In the Olympian(Olympic) pantheon of the Greek classic mythology, Hera (in ancient Greek - attic - Hêra, in ionic and Homeric Greek Hêrê) was the wife and major sister of Zeus. His(her,your) principal function was to preside as goddess of the births and the marriage.her equivalent one in the Roman mythology was Juno. Hera, want to give a good example to the gods and mortal, chose the cow as one of her emblems, because they are the most maternal animals. Not queriendo to be a sight as simple as the cow, also she chose the royal turkey and the lion.
In the Greek mythology Hermes (in ancient Greek ) he is the Olympian(Olympic) god of the borders and the travelers who cross them, of the shepherds and the herds of cows, of the speakers and the ingenuity, of the writers and poets, of the athletics, of the weight and measures, of the inventions and the trade in general, of the trickery of the thieves and the liars. The Homeric anthem invokes Hermes like " of multiforme ingenuity (polytropos), of crafty thoughts, thief, rustler of oxen, chief of the dreams, night spy, guardian of the doors, who very prompt should do ostentation of glorious exploits before the immortal gods."
In the Greek mythology, Hestia (in ancient Greek Hestía) is the goddess of the home, or more appropriatly, of the fire that gives heat and life to the homes.
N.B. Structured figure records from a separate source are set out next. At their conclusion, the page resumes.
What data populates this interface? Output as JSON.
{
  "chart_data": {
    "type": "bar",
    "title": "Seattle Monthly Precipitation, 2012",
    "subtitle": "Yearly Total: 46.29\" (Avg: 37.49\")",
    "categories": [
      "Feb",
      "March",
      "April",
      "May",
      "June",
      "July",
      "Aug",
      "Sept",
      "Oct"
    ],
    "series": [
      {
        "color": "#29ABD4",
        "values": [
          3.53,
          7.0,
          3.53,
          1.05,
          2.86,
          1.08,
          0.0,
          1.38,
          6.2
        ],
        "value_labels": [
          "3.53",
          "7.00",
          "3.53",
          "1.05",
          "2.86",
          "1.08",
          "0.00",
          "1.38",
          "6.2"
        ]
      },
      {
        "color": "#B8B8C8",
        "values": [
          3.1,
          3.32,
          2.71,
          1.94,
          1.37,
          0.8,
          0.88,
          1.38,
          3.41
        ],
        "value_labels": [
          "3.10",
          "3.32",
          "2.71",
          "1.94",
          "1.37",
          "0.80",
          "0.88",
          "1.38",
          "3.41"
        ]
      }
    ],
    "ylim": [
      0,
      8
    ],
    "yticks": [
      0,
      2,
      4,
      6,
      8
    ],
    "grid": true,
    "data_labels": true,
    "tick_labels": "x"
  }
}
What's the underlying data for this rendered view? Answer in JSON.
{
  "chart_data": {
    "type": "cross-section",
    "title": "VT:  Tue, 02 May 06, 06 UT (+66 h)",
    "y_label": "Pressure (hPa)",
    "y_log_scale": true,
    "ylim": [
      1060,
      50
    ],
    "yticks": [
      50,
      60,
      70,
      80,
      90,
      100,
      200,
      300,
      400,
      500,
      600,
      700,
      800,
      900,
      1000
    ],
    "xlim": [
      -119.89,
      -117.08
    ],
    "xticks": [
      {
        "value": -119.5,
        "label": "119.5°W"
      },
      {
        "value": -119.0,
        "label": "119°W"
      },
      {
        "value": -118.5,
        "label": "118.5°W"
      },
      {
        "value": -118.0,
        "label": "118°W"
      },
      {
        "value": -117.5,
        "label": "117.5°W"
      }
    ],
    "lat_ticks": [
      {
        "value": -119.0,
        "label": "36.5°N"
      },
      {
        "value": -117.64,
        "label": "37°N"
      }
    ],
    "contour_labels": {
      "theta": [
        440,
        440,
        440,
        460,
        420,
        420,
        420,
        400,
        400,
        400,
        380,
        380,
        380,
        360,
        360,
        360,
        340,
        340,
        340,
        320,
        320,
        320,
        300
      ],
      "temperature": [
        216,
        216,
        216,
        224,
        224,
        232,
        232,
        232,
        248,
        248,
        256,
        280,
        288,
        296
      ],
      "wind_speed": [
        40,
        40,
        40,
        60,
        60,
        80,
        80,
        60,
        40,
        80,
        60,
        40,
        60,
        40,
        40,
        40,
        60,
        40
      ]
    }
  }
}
Her worship was alike the escita Tabiti, and her equivalent Roman would be the goddess Vesta, though the Roman worship to this one was deferring enough of that of the Greeks.
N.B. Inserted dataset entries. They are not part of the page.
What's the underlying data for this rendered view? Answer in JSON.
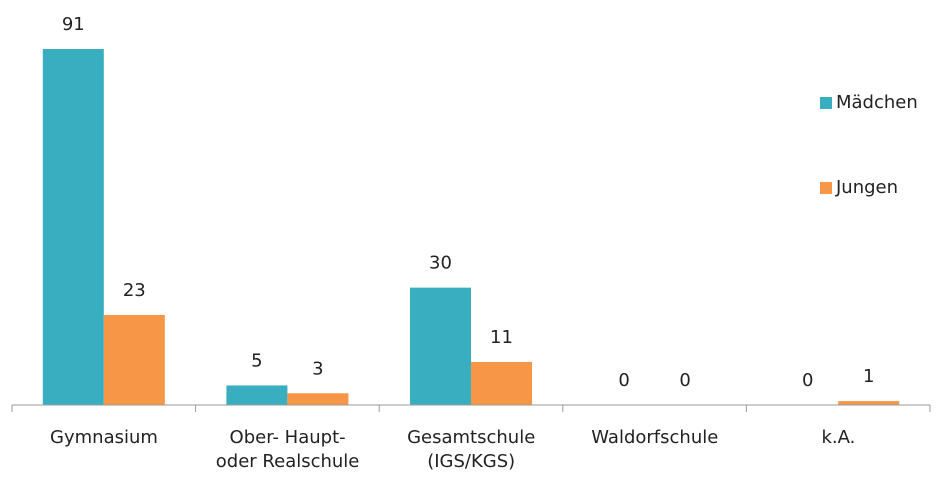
{
  "chart_data": {
    "type": "bar",
    "categories": [
      "Gymnasium",
      "Ober- Haupt-\noder Realschule",
      "Gesamtschule\n(IGS/KGS)",
      "Waldorfschule",
      "k.A."
    ],
    "series": [
      {
        "name": "Mädchen",
        "color": "#3aaec1",
        "values": [
          91,
          5,
          30,
          0,
          0
        ]
      },
      {
        "name": "Jungen",
        "color": "#f79646",
        "values": [
          23,
          3,
          11,
          0,
          1
        ]
      }
    ],
    "legend": "right"
  }
}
In the Greek mythology, Poseidon or Posidón (in ancient Greek) he was the god of the sea and, as " Agitator of the Earth ", of the earthquakes. The name of the marine Etruscan god Nethuns was adopted in Latin for Neptune (Neptunus) in the Roman mythology, being analogous both to Poseidon. The slats in linear B show that Poseidon was venerated in Pilos and Tebas in the Mycenaean Greece of ends of the Age of the Bronze, but he was integrated to the Olympian pantheon as brother of Zeus and Hades. Poseidon had many children and was a protector of many Hellene cities, though he lost the contest for Athens against Atenea. A Homeric anthem was dedicated.
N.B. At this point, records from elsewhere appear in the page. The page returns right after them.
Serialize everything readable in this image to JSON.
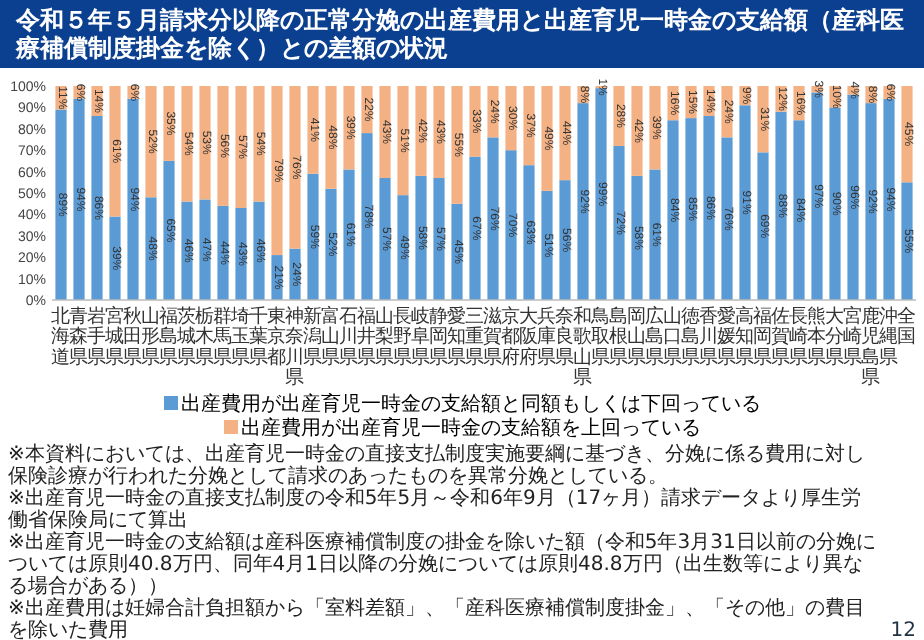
{
  "chart_data": {
    "type": "bar",
    "stacked": true,
    "title": "令和５年５月請求分以降の正常分娩の出産費用と出産育児一時金の支給額（産科医療補償制度掛金を除く）との差額の状況",
    "categories": [
      "北海道",
      "青森県",
      "岩手県",
      "宮城県",
      "秋田県",
      "山形県",
      "福島県",
      "茨城県",
      "栃木県",
      "群馬県",
      "埼玉県",
      "千葉県",
      "東京都",
      "神奈川県",
      "新潟県",
      "富山県",
      "石川県",
      "福井県",
      "山梨県",
      "長野県",
      "岐阜県",
      "静岡県",
      "愛知県",
      "三重県",
      "滋賀県",
      "京都府",
      "大阪府",
      "兵庫県",
      "奈良県",
      "和歌山県",
      "鳥取県",
      "島根県",
      "岡山県",
      "広島県",
      "山口県",
      "徳島県",
      "香川県",
      "愛媛県",
      "高知県",
      "福岡県",
      "佐賀県",
      "長崎県",
      "熊本県",
      "大分県",
      "宮崎県",
      "鹿児島県",
      "沖縄県",
      "全国"
    ],
    "series": [
      {
        "name": "出産費用が出産育児一時金の支給額と同額もしくは下回っている",
        "color": "#5b9bd5",
        "values": [
          89,
          94,
          86,
          39,
          94,
          48,
          65,
          46,
          47,
          44,
          43,
          46,
          21,
          24,
          59,
          52,
          61,
          78,
          57,
          49,
          58,
          57,
          45,
          67,
          76,
          70,
          63,
          51,
          56,
          92,
          99,
          72,
          58,
          61,
          84,
          85,
          86,
          76,
          91,
          69,
          88,
          84,
          97,
          90,
          96,
          92,
          94,
          55
        ],
        "value_labels": [
          "89%",
          "94%",
          "86%",
          "39%",
          "94%",
          "48%",
          "65%",
          "46%",
          "47%",
          "44%",
          "43%",
          "46%",
          "21%",
          "24%",
          "59%",
          "52%",
          "61%",
          "78%",
          "57%",
          "49%",
          "58%",
          "57%",
          "45%",
          "67%",
          "76%",
          "70%",
          "63%",
          "51%",
          "56%",
          "92%",
          "99%",
          "72%",
          "58%",
          "61%",
          "84%",
          "85%",
          "86%",
          "76%",
          "91%",
          "69%",
          "88%",
          "84%",
          "97%",
          "90%",
          "96%",
          "92%",
          "94%",
          "55%"
        ]
      },
      {
        "name": "出産費用が出産育児一時金の支給額を上回っている",
        "color": "#f4b183",
        "values": [
          11,
          6,
          14,
          61,
          6,
          52,
          35,
          54,
          53,
          56,
          57,
          54,
          79,
          76,
          41,
          48,
          39,
          22,
          43,
          51,
          42,
          43,
          55,
          33,
          24,
          30,
          37,
          49,
          44,
          8,
          1,
          28,
          42,
          39,
          16,
          15,
          14,
          24,
          9,
          31,
          12,
          16,
          3,
          10,
          4,
          8,
          6,
          45
        ],
        "value_labels": [
          "11%",
          "6%",
          "14%",
          "61%",
          "6%",
          "52%",
          "35%",
          "54%",
          "53%",
          "56%",
          "57%",
          "54%",
          "79%",
          "76%",
          "41%",
          "48%",
          "39%",
          "22%",
          "43%",
          "51%",
          "42%",
          "43%",
          "55%",
          "33%",
          "24%",
          "30%",
          "37%",
          "49%",
          "44%",
          "8%",
          "1%",
          "28%",
          "42%",
          "39%",
          "16%",
          "15%",
          "14%",
          "24%",
          "9%",
          "31%",
          "12%",
          "16%",
          "3%",
          "10%",
          "4%",
          "8%",
          "6%",
          "45%"
        ]
      }
    ],
    "ylim": [
      0,
      100
    ],
    "yticks": [
      {
        "value": 0,
        "label": "0%"
      },
      {
        "value": 10,
        "label": "10%"
      },
      {
        "value": 20,
        "label": "20%"
      },
      {
        "value": 30,
        "label": "30%"
      },
      {
        "value": 40,
        "label": "40%"
      },
      {
        "value": 50,
        "label": "50%"
      },
      {
        "value": 60,
        "label": "60%"
      },
      {
        "value": 70,
        "label": "70%"
      },
      {
        "value": 80,
        "label": "80%"
      },
      {
        "value": 90,
        "label": "90%"
      },
      {
        "value": 100,
        "label": "100%"
      }
    ],
    "legend": "bottom",
    "annotations": [
      "※本資料においては、出産育児一時金の直接支払制度実施要綱に基づき、分娩に係る費用に対し保険診療が行われた分娩として請求のあったものを異常分娩としている。",
      "※出産育児一時金の直接支払制度の令和5年5月～令和6年9月（17ヶ月）請求データより厚生労働省保険局にて算出",
      "※出産育児一時金の支給額は産科医療補償制度の掛金を除いた額（令和5年3月31日以前の分娩については原則40.8万円、同年4月1日以降の分娩については原則48.8万円（出生数等により異なる場合がある））",
      "※出産費用は妊婦合計負担額から「室料差額」、「産科医療補償制度掛金」、「その他」の費目を除いた費用",
      "12"
    ]
  }
}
In the Greek mythology Zeus (in ancient Greek: nominative Zeús, ' divine king ', genitive case Diós) is the king, governing of the Olympian gods of the mount Olympus and god of the sky and the thunder. His attributes include the beam, the eagle, the bull and the oak. Besides his Indo-European heredity, the classic Zeus " recollector of clouds " also obtained certain iconographic features of cultures of the former Middle East, as the sceptre. Zeus was frequently represented by the Greek artists in two pose: of foot, advancing with a beam raised in his right hand, and sat majestically.